While earthworms are generally welcomed in soils for their ability to break down dead leaves and other organic matter into nutrients the plants can absorb, the invasive Asian jumping worm does so at an astounding rate, potentially accelerating the losses of nutrients from soils and harming native plants.
This recent observation about a seemingly harmless critter that has been present in Wisconsin soils since fall 2013 has concerned local researchers and gardeners alike.
Dr. Jiangxiao Qiu, a former UW-Madison graduate student and current postdoctoral researcher with The Nature Conservancy, led the study on the Asian jumping worms, named for the way they wiggle when touched or disturbed. The study, conducted from June through October of 2014, was published in “Biological Invasions” earlier this month.
Qiu experimented on soil samples taken from southern Wisconsin as well as areas of the UW Arboretum where the worms were already present.
“The thing that was a surprise to me was how fast they can consume or lead to the depletion of the surface litter, especially in forests,” Qiu said.
He explained that the worms led to an up to 95 percent litter depletion in four months. The worms, according to Qiu, accelerate the process of releasing nutrients tied up in the litter and essentially enrich the soil with too many nutrients, which could end up in unwanted places such as groundwater, before the plants can absorb them. The worms also transform the soil into something not as beneficial to the native plants. This new, irregular soil structure is preferred by other invasive plants, Qiu said, and is also often too poor and grainy for many native plant species.
In areas where the worms are present, they have a dense population. According to Qiu, data from his study has shown the worms populations to be as dense as 150 worms per square meter. This is unique and concerning because no such density of worm has been found in Wisconsin, Qiu explained.
The worms also have an intriguing life cycle. They emerge from their cocoons during late May or early June when soil temperatures are warm, and reach sexual maturity relatively quickly, within only 60 to 90 days. Whereas the adult worms die upon the first freeze, the cocoons can survive the cold winter months nestled in the soil, making them hard to control.
Other studies tried fire to control the worms. The fire destroyed the adult worms, but not the underground cocoons. Other attempts such as fertilizer techniques have also been made, Qiu explained.
“People are quite concerned as well as curious as [to] the effects the worms can have on the soil,” Qiu said. From anecdotal evidence, Qiu said, people are finding that in areas in their backyards where the worms are present, their plants are not doing as well.
“In the area of the [UW] Arboretum … after the discovery of those worms, plants tend to not do too well,” Qiu added. He mentioned researchers at the UW Arboretum are continuing to study the effects of the worms.

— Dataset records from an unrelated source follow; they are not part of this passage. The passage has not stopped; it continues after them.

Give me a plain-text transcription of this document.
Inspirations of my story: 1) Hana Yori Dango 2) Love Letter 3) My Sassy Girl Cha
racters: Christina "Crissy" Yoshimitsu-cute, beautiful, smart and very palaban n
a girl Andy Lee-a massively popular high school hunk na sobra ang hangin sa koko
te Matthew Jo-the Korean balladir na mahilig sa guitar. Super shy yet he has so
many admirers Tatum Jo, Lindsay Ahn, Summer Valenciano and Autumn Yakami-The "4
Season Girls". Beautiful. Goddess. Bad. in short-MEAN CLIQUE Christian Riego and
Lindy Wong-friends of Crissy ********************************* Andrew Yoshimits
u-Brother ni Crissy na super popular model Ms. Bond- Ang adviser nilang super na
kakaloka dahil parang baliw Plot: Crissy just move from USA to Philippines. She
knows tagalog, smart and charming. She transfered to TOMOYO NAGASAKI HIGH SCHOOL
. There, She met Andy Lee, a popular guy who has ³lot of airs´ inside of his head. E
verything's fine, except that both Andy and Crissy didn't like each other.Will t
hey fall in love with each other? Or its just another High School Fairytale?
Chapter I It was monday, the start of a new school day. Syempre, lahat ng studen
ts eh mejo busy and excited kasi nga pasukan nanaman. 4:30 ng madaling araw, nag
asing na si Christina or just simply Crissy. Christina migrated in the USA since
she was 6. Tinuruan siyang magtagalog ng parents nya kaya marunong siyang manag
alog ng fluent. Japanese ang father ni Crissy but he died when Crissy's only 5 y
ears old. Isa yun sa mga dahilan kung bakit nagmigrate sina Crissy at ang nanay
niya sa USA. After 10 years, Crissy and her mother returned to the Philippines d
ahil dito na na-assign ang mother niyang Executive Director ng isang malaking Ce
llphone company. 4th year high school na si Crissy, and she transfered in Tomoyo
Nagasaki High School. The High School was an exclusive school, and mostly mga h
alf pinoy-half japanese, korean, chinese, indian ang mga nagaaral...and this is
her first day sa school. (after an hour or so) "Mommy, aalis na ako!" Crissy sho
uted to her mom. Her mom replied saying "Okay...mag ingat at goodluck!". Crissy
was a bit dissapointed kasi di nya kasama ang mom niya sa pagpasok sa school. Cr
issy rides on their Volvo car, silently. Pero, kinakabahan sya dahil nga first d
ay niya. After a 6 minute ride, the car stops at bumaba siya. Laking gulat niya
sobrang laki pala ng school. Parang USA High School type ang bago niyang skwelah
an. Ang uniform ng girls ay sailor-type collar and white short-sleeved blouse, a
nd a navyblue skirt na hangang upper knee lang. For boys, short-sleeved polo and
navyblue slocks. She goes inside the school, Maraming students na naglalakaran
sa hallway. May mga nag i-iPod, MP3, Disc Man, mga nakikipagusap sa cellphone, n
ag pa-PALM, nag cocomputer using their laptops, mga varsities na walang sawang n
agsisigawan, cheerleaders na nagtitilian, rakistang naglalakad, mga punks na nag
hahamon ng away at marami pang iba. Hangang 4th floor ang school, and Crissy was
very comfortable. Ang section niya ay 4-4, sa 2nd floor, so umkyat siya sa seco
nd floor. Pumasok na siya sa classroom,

Impacts on agricultural soil, however, are not yet known to Qiu. One difference in the farm fields is that pesticide or other human management could influence the performance or survival of the worms.
The worms were perhaps brought over during nursery plant transportation, although it is unknown for certain how the worms arrived. They were discovered unexpectedly in the Yahara Watershed where Qiu’s major research focuses on how future changes like climate and land-use could affect this watershed. Such discovery demonstrates that there are sometimes multiple, often unaccounted for aspects we may want to consider when thinking about the future of our environment, Qiu said.